PADANG – Dalam upaya terus meningkatkan mutu pendidikan dan kualitas lulusan yang relevan dengan kebutuhan dunia usaha dan industri, Fakultas Pertanian Universitas Andalas (FAPERTA UNAND) menyelenggarakan "Workshop Kurikulum dan Rencana Pembelajaran Semester (RPS) Outcome-Based Education (OBE)". Kegiatan strategis ini berlangsung selama dua hari, yakni pada tanggal 28 Februari hingga 1 Maret 2026.
Acara ini dibuka secara resmi oleh Dekan Fakultas Pertanian Prof. Dr. Ir. Indra Dwipa, MS pada hari pertama. Dalam sambutannya, Belialu menegaskan bahwa perubahan paradigma pendidikan tinggi saat ini menuntut transisi dari pendekatan teacher-centered menuju student-centered learning berbasis Outcome-Based Education (OBE) .
"Penyusunan kurikulum berbasis OBE bukan hanya sekadar tuntutan administratif, melainkan kebutuhan strategis untuk meningkatkan mutu dan daya saing lulusan. Sebagai institusi pengembang ilmu pertanian, kita dituntut merancang kurikulum yang responsif terhadap pertanian modern, ketahanan pangan, perubahan iklim, dan transformasi digital," papar Dekan di hadapan para dosen Fakultas Pertanian yang hadir.
Dekan juga menyoroti prestasi membanggakan dari sejumlah Program Studi (Prodi) di lingkungan FAPERTA UNAND. Saat ini, Prodi S1 dan S2 Ilmu Tanah telah berhasil meraih akreditasi Internasional. Sementara itu, Prodi S1 dan S2 Proteksi Tanaman, serta S2 Agronomi telah menyandang status akreditasi Unggul. Beliau berharap rumusan kurikulum baru ini dapat mendorong prodi-prodi lain untuk segera menyusul pencapaian akreditasi Unggul dan Internasional.

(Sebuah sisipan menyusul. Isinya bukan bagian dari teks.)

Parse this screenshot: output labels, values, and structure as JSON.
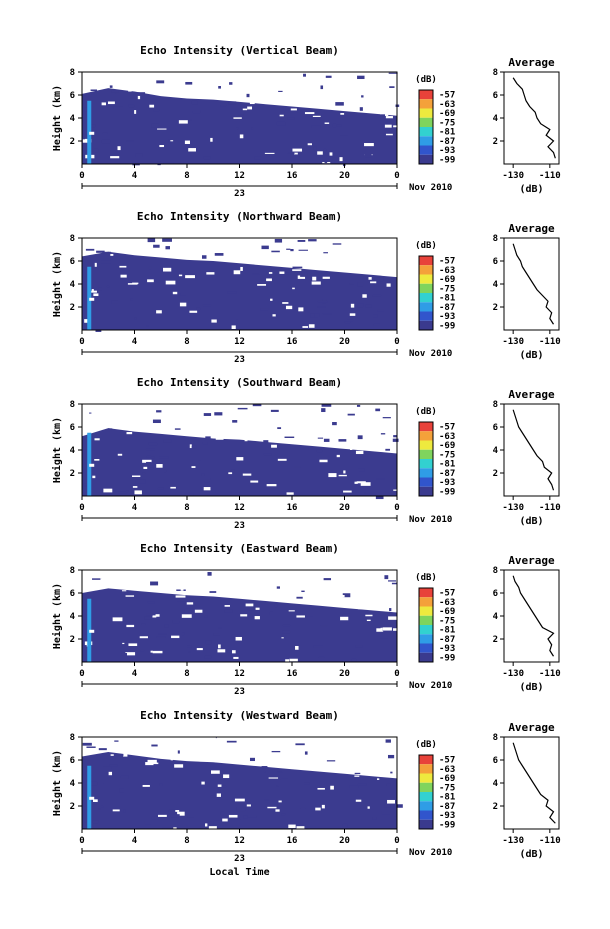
{
  "chart_data": [
    {
      "type": "heatmap",
      "title": "Echo Intensity (Vertical Beam)",
      "ylabel": "Height (km)",
      "x_ticks": [
        "0",
        "4",
        "8",
        "12",
        "16",
        "20",
        "0"
      ],
      "x_range": [
        0,
        24
      ],
      "y_ticks": [
        "2",
        "4",
        "6",
        "8"
      ],
      "y_range": [
        0,
        8
      ],
      "date_text": "23",
      "date_suffix": "Nov 2010",
      "colorbar": {
        "unit": "(dB)",
        "levels": [
          "-57",
          "-63",
          "-69",
          "-75",
          "-81",
          "-87",
          "-93",
          "-99"
        ]
      },
      "echo_top_km": [
        6.1,
        6.6,
        6.3,
        5.9,
        5.7,
        5.6,
        5.4,
        5.2,
        5.0,
        4.8,
        4.6,
        4.4,
        4.2
      ],
      "average": {
        "title": "Average",
        "xlabel": "(dB)",
        "x_ticks": [
          "-130",
          "-110"
        ],
        "y_ticks": [
          "2",
          "4",
          "6",
          "8"
        ],
        "profile": [
          [
            -107,
            0.5
          ],
          [
            -108,
            1.0
          ],
          [
            -111,
            1.5
          ],
          [
            -108,
            2.0
          ],
          [
            -112,
            2.5
          ],
          [
            -110,
            3.0
          ],
          [
            -115,
            3.5
          ],
          [
            -117,
            4.0
          ],
          [
            -118,
            4.5
          ],
          [
            -121,
            5.0
          ],
          [
            -123,
            5.5
          ],
          [
            -124,
            6.0
          ],
          [
            -125,
            6.5
          ],
          [
            -128,
            7.0
          ],
          [
            -130,
            7.5
          ]
        ]
      }
    },
    {
      "type": "heatmap",
      "title": "Echo Intensity (Northward Beam)",
      "ylabel": "Height (km)",
      "x_ticks": [
        "0",
        "4",
        "8",
        "12",
        "16",
        "20",
        "0"
      ],
      "x_range": [
        0,
        24
      ],
      "y_ticks": [
        "2",
        "4",
        "6",
        "8"
      ],
      "y_range": [
        0,
        8
      ],
      "date_text": "23",
      "date_suffix": "Nov 2010",
      "colorbar": {
        "unit": "(dB)",
        "levels": [
          "-57",
          "-63",
          "-69",
          "-75",
          "-81",
          "-87",
          "-93",
          "-99"
        ]
      },
      "echo_top_km": [
        6.4,
        6.8,
        6.5,
        6.3,
        6.1,
        6.0,
        5.8,
        5.6,
        5.4,
        5.2,
        5.0,
        4.8,
        4.6
      ],
      "average": {
        "title": "Average",
        "xlabel": "(dB)",
        "x_ticks": [
          "-130",
          "-110"
        ],
        "y_ticks": [
          "2",
          "4",
          "6",
          "8"
        ],
        "profile": [
          [
            -108,
            0.5
          ],
          [
            -110,
            1.0
          ],
          [
            -109,
            1.5
          ],
          [
            -112,
            2.0
          ],
          [
            -111,
            2.5
          ],
          [
            -114,
            3.0
          ],
          [
            -117,
            3.5
          ],
          [
            -119,
            4.0
          ],
          [
            -121,
            4.5
          ],
          [
            -123,
            5.0
          ],
          [
            -125,
            5.5
          ],
          [
            -126,
            6.0
          ],
          [
            -128,
            6.5
          ],
          [
            -129,
            7.0
          ],
          [
            -130,
            7.5
          ]
        ]
      }
    },
    {
      "type": "heatmap",
      "title": "Echo Intensity (Southward Beam)",
      "ylabel": "Height (km)",
      "x_ticks": [
        "0",
        "4",
        "8",
        "12",
        "16",
        "20",
        "0"
      ],
      "x_range": [
        0,
        24
      ],
      "y_ticks": [
        "2",
        "4",
        "6",
        "8"
      ],
      "y_range": [
        0,
        8
      ],
      "date_text": "23",
      "date_suffix": "Nov 2010",
      "colorbar": {
        "unit": "(dB)",
        "levels": [
          "-57",
          "-63",
          "-69",
          "-75",
          "-81",
          "-87",
          "-93",
          "-99"
        ]
      },
      "echo_top_km": [
        5.2,
        5.9,
        5.6,
        5.4,
        5.2,
        5.0,
        4.9,
        4.7,
        4.5,
        4.3,
        4.1,
        3.9,
        3.7
      ],
      "average": {
        "title": "Average",
        "xlabel": "(dB)",
        "x_ticks": [
          "-130",
          "-110"
        ],
        "y_ticks": [
          "2",
          "4",
          "6",
          "8"
        ],
        "profile": [
          [
            -108,
            0.5
          ],
          [
            -109,
            1.0
          ],
          [
            -111,
            1.5
          ],
          [
            -109,
            2.0
          ],
          [
            -113,
            2.5
          ],
          [
            -114,
            3.0
          ],
          [
            -117,
            3.5
          ],
          [
            -119,
            4.0
          ],
          [
            -121,
            4.5
          ],
          [
            -123,
            5.0
          ],
          [
            -125,
            5.5
          ],
          [
            -127,
            6.0
          ],
          [
            -128,
            6.5
          ],
          [
            -129,
            7.0
          ],
          [
            -130,
            7.5
          ]
        ]
      }
    },
    {
      "type": "heatmap",
      "title": "Echo Intensity (Eastward Beam)",
      "ylabel": "Height (km)",
      "x_ticks": [
        "0",
        "4",
        "8",
        "12",
        "16",
        "20",
        "0"
      ],
      "x_range": [
        0,
        24
      ],
      "y_ticks": [
        "2",
        "4",
        "6",
        "8"
      ],
      "y_range": [
        0,
        8
      ],
      "date_text": "23",
      "date_suffix": "Nov 2010",
      "colorbar": {
        "unit": "(dB)",
        "levels": [
          "-57",
          "-63",
          "-69",
          "-75",
          "-81",
          "-87",
          "-93",
          "-99"
        ]
      },
      "echo_top_km": [
        6.0,
        6.4,
        6.2,
        6.0,
        5.8,
        5.7,
        5.5,
        5.3,
        5.1,
        4.9,
        4.7,
        4.5,
        4.3
      ],
      "average": {
        "title": "Average",
        "xlabel": "(dB)",
        "x_ticks": [
          "-130",
          "-110"
        ],
        "y_ticks": [
          "2",
          "4",
          "6",
          "8"
        ],
        "profile": [
          [
            -108,
            0.5
          ],
          [
            -110,
            1.0
          ],
          [
            -109,
            1.5
          ],
          [
            -111,
            2.0
          ],
          [
            -108,
            2.5
          ],
          [
            -114,
            3.0
          ],
          [
            -116,
            3.5
          ],
          [
            -118,
            4.0
          ],
          [
            -120,
            4.5
          ],
          [
            -122,
            5.0
          ],
          [
            -124,
            5.5
          ],
          [
            -126,
            6.0
          ],
          [
            -127,
            6.5
          ],
          [
            -129,
            7.0
          ],
          [
            -130,
            7.5
          ]
        ]
      }
    },
    {
      "type": "heatmap",
      "title": "Echo Intensity (Westward Beam)",
      "ylabel": "Height (km)",
      "x_ticks": [
        "0",
        "4",
        "8",
        "12",
        "16",
        "20",
        "0"
      ],
      "x_range": [
        0,
        24
      ],
      "y_ticks": [
        "2",
        "4",
        "6",
        "8"
      ],
      "y_range": [
        0,
        8
      ],
      "date_text": "23",
      "date_suffix": "Nov 2010",
      "xlabel": "Local Time",
      "colorbar": {
        "unit": "(dB)",
        "levels": [
          "-57",
          "-63",
          "-69",
          "-75",
          "-81",
          "-87",
          "-93",
          "-99"
        ]
      },
      "echo_top_km": [
        6.3,
        6.7,
        6.4,
        6.1,
        5.9,
        5.8,
        5.6,
        5.4,
        5.2,
        5.0,
        4.8,
        4.6,
        4.4
      ],
      "average": {
        "title": "Average",
        "xlabel": "(dB)",
        "x_ticks": [
          "-130",
          "-110"
        ],
        "y_ticks": [
          "2",
          "4",
          "6",
          "8"
        ],
        "profile": [
          [
            -107,
            0.5
          ],
          [
            -110,
            1.0
          ],
          [
            -108,
            1.5
          ],
          [
            -112,
            2.0
          ],
          [
            -111,
            2.5
          ],
          [
            -115,
            3.0
          ],
          [
            -117,
            3.5
          ],
          [
            -119,
            4.0
          ],
          [
            -121,
            4.5
          ],
          [
            -123,
            5.0
          ],
          [
            -125,
            5.5
          ],
          [
            -127,
            6.0
          ],
          [
            -128,
            6.5
          ],
          [
            -129,
            7.0
          ],
          [
            -130,
            7.5
          ]
        ]
      }
    }
  ],
  "colors": {
    "background_echo": "#3b3b8f",
    "colorbar": [
      "#e8423a",
      "#f4a13a",
      "#eeea3e",
      "#7fd45d",
      "#32d1d0",
      "#2f9de6",
      "#3155cc",
      "#3a3a8e"
    ]
  }
}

Rangkaian Kegiatan dan Pendalaman Materi
Berlangsung selama dua hari penuh, kegiatan workshop ini dipandu langsung oleh Wakil Dekan I FAPERTA UNAND, Ir. Gusmini, SP, MP, PhD., yang bertindak sebagai moderator.
Pada hari pertama, Sabtu (28/02/2026), agenda difokuskan pada pembedahan kurikulum OBE yang dibagi ke dalam dua sesi utama:
Sesi 1: "Pembahasan Kurikulum OBE" yang disampaikan secara komprehensif oleh Dr. Eng. Lusi Susanti, S.T., M.Eng.
Sesi 2: "Aplikasi MyFaperta dalam Kurikulum OBE" yang dipaparkan oleh Hendrio Laksamana, mengulas integrasi sistem informasi digital fakultas guna mendukung kelancaran kurikulum baru tersebut.

Memasuki hari kedua, Minggu (01/03/2026), fokus beralih pada penyusunan dokumen turunan berupa Rencana Pembelajaran Semester (RPS). Menghadirkan Ir. Jonrinaldi, ST, MT, Ph.D, IPU, ASEAN Eng, ESLog, hari kedua ini berlangsung sangat interaktif.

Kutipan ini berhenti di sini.